Having trouble pushing yourself those extra few kilometers on your daily run? For me, most days I call it quits at about 5-6km. Not because I don’t think that I can run more, but more because I just “give up” and get tired. I know how hard it can be to push yourself when it seems easier to walk it out and just let your body do what it wants – but where can us so-called “short-distance” runners find the motivation we need to run those extra kilometers?

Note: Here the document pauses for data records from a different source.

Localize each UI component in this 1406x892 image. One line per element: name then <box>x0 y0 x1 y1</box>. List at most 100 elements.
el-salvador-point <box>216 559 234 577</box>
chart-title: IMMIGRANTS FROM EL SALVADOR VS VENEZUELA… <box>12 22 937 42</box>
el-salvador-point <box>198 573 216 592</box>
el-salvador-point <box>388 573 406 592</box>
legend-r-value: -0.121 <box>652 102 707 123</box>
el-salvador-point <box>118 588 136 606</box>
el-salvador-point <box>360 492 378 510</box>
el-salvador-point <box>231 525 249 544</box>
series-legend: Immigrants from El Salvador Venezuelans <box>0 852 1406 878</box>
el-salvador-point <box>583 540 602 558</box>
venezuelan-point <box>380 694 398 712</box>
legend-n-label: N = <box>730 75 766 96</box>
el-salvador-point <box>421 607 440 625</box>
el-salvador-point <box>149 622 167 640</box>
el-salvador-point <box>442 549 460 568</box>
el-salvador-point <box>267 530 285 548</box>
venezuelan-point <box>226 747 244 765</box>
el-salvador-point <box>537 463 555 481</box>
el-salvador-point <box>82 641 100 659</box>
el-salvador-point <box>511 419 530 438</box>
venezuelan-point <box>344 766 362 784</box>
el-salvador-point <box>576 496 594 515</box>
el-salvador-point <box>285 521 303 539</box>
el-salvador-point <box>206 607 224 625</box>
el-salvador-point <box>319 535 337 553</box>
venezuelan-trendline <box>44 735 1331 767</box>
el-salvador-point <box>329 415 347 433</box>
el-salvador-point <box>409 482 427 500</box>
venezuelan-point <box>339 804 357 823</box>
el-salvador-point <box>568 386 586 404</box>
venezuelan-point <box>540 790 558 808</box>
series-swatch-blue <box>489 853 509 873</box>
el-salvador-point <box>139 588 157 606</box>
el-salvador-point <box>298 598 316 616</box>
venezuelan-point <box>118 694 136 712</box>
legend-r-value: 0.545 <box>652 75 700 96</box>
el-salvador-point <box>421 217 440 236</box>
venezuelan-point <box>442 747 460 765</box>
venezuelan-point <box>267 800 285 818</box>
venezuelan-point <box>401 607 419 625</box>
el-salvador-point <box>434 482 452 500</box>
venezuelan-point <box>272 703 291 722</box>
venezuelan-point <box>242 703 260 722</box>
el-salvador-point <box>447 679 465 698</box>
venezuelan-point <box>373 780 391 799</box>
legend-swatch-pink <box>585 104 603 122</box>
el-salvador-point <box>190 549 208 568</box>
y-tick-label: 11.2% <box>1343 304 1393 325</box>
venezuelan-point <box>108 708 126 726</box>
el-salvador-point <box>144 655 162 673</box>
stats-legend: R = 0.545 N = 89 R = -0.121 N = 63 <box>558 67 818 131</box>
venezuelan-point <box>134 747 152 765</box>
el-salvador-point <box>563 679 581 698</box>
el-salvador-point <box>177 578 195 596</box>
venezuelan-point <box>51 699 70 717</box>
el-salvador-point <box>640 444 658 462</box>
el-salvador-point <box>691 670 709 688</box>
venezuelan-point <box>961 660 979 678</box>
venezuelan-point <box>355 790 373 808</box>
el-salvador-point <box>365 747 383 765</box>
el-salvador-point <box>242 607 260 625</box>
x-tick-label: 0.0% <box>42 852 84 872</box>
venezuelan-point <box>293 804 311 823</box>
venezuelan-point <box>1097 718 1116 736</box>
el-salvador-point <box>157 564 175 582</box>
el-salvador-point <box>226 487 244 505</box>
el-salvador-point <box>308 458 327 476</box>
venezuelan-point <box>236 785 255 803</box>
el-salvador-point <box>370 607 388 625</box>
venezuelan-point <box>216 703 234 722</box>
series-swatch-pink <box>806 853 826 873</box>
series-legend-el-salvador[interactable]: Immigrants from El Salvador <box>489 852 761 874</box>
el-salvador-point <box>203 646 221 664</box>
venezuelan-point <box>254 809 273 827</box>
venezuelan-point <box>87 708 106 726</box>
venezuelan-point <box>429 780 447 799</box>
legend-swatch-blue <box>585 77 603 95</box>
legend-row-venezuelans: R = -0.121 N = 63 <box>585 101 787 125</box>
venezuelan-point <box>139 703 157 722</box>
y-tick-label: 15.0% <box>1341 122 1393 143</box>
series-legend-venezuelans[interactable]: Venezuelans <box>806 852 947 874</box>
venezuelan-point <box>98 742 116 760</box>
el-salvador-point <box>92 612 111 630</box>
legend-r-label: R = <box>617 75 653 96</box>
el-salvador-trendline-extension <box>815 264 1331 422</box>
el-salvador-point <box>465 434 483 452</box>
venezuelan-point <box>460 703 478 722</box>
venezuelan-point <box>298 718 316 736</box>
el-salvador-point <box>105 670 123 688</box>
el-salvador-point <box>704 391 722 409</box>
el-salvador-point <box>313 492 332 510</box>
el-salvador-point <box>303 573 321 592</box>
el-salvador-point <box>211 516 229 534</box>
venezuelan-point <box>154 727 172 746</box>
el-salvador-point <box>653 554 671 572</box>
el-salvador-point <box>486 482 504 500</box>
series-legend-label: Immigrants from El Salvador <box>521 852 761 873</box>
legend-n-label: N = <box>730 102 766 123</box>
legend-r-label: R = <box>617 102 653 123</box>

Here is my solution, or something that I know works. It’s called Destination Runs and it is exactly what it sounds like. I want to challenge anyone reading this that enjoys running to try one. The reason for doing a destination is to run more distance than you would on a normal day. Another reason is to prove to yourself that you can run that extra distance, without falling over of a heart attack. It’s worth trying, I promise.
The simplest way to do a destination run is map out your route, say a 7km set route from point A to B that I’m going to follow. You can do this using mapmyrun.ca. Then, get someone to drive in another car alongside to your end point. Leave one car there, and go back to the start point with your driver. Now, let the race begin!
The joy of this is that, it’s not over until you touch that car. You have no choice and I honestly think that it’s the motivation that some people need to prove to themselves that they CAN run x km’s.
I’ve tried this, it worked for me, and that’s why I’m recommending it to others. It might be a little bit of a hassle to do the car drop, but if you have another way to do this – let me know. It’s worth a shot, at the very least.
Anyone who knows me knows I love to run – but I really do find it hard to run long distances (for me a ‘long distance’ is 5-20km). I’m always struggling to run non-stop on longer distances – so, if you have any good techniques, please share them with me!